Hi all

New here, currently reading first chapter of DR, but in need of advice.

My partner of over 6years (we are not married, were planning on tying the knot, but these troubles started before we got round to it) is currently engaged in an EA with a man in another country.

She first made contact on social media, while looking for like minded people. We were having arguments at the time regarding fairly important issues (political/societal what effects they would have on the kids - I won't go into the details here).

She took this new friendship to Skype, it became inappropriate. She told me this and that she had stopped it. She then tried to talk to me later about how she was missing her friend, but I was unable to deal with it emotionally, so didn't explore further other than saying that it made ME unhappy that she had those feelings. I missed the signals to work on what was wrong.

In July I saw a social media message on her timeline from the EAP saying he had got her messages and loved and missed her too. I was then suspicious, so abot a month later, I checked her phone, and her skype was open, saying she loved the EAP.

I was furious. I message the EAP told him to leave my wife alone (we always describe each other as husband and wife). He had not known she was in a relationship. She then went back to him with a ridiculous story about how I was an ex still living with her due to the house.
She told me she had stopped it. A couple of weeks later I found out she was at it again.

I took to all the wrong things, paranoid, spying on her internet activity. At one point I told her it wasn't fair and I couldn't go on, and she arranged to delete her account and block his email. But then she accused me of forcing her to do it. Because it was a skype account, the deactivation didn't happen for 2 months, and as the time was getting close, she kept accusing me of controlling her - so I said she could do what she wanted and reactivate it at any time, I wasn't forcing her. So she did.

She immediately set up a new email account, which I discovered. We had a bust up.

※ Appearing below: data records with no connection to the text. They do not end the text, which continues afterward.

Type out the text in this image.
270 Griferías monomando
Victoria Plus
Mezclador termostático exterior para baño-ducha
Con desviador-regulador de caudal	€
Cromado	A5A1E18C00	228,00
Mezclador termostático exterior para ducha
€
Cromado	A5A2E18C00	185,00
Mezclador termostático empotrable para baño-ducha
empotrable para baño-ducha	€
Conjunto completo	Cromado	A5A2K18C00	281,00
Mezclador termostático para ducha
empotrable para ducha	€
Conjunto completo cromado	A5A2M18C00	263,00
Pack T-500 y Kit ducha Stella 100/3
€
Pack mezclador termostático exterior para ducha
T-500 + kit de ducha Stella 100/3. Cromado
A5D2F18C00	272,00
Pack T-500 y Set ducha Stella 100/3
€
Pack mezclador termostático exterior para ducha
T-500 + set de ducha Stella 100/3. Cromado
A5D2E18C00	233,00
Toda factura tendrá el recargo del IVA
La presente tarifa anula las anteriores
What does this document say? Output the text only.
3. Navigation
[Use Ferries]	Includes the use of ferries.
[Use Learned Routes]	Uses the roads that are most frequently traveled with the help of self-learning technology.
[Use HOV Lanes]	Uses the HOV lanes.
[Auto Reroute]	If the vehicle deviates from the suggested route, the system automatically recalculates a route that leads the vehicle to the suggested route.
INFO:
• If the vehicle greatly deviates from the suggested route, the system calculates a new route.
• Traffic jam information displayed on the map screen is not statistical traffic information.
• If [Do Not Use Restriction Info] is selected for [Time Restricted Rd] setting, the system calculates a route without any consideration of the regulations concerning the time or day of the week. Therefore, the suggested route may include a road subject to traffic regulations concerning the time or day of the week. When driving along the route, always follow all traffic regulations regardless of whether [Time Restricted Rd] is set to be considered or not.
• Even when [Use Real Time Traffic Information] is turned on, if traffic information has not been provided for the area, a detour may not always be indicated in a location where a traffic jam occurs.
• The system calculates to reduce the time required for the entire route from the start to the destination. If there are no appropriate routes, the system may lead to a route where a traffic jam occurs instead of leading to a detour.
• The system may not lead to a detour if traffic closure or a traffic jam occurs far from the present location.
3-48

I even emailed the EAP a couple of times, once to try and rationalise him into going away, once to prove that we were a couple and he was interloping, and the third time just to wind him up that we were still together (he is a single man, not much going for him, seems quire manipulative from the comms I have seen, but it could also just be that he is in limerance too. I really don't actually care about him, have realised it's time to stop seeing him as the enemy)

When this started I was already i a separate bedroom - my daughter kept getting up in the night, and as I get up at 5am for work, it was easier for me to be closer to her rather than getting totally disturbed. I moved back in a few weeks ago, but due to me not sleeping well, and trying to look at her phone in the night, we had another major argument which ended up in her buying another bed for the spare room, but then guilting me into moving out. My daughter is now back in the MBR with her.

Since then she's tried to end it, but not succeeded. She feels in love with him. She says she loves me. But she is not committed to ending it and fixing us. I believe she is in an addictive/limerance phase.

My spying and invading her privacy has made things worse. I have blocked the internet on occasions and this has led to arguments.

I have asked her not to message him when I am at home, but she refuses, because of the 5 hour time difference, that means she would only have a short window to communicate with him. I have asked her to take her comms outside the house out of respect, but she won't, saying it is her home too.

So last night, trying to apply boundaries, I blocked skype again. This has led to another argument this morning. She tells me she won't be infantilised, and that the R is over now due to me trying to control it. I told her that I wasn't preventing here doing anything, she could use her mobile phone signal to skype, she can get another internet line put in, but I couldn't passively or actively enable her infidelity.

She refuses to acknowledge this. She now says that since I have claimed the internet, as she puts it, she is claiming 'her bedroom'. I had been planning on moving back in, since my daughter is in there, and it's still me that has to deal with her in the night. I thought that she could leave to the new bed she bought, and go to the spare room seeing as she is not facing any consequences of her actions at the minute.

So, have I acted in a controlling manner by blocking skype, and making her actively seek out ways to communicate, or is that a boundary?

Immediate response is bad - R is over, worried about money, she will move out when she is ready and take her children with her.... OUR children. She is concerned because she doesn't work, other than being employed through mu company, I go out to work, and due to long commute am out 14 hours a day. I am self employed.

Help and advice needed. Very worried. But want to save this R and look myself in the mirror.

D


--
Me: 47 WW: 35
SS: 17 D: 5
T: 7 yrs Engaged: 2 yrs
OEA confirmed: August 17 2016 ongoing since April 2016.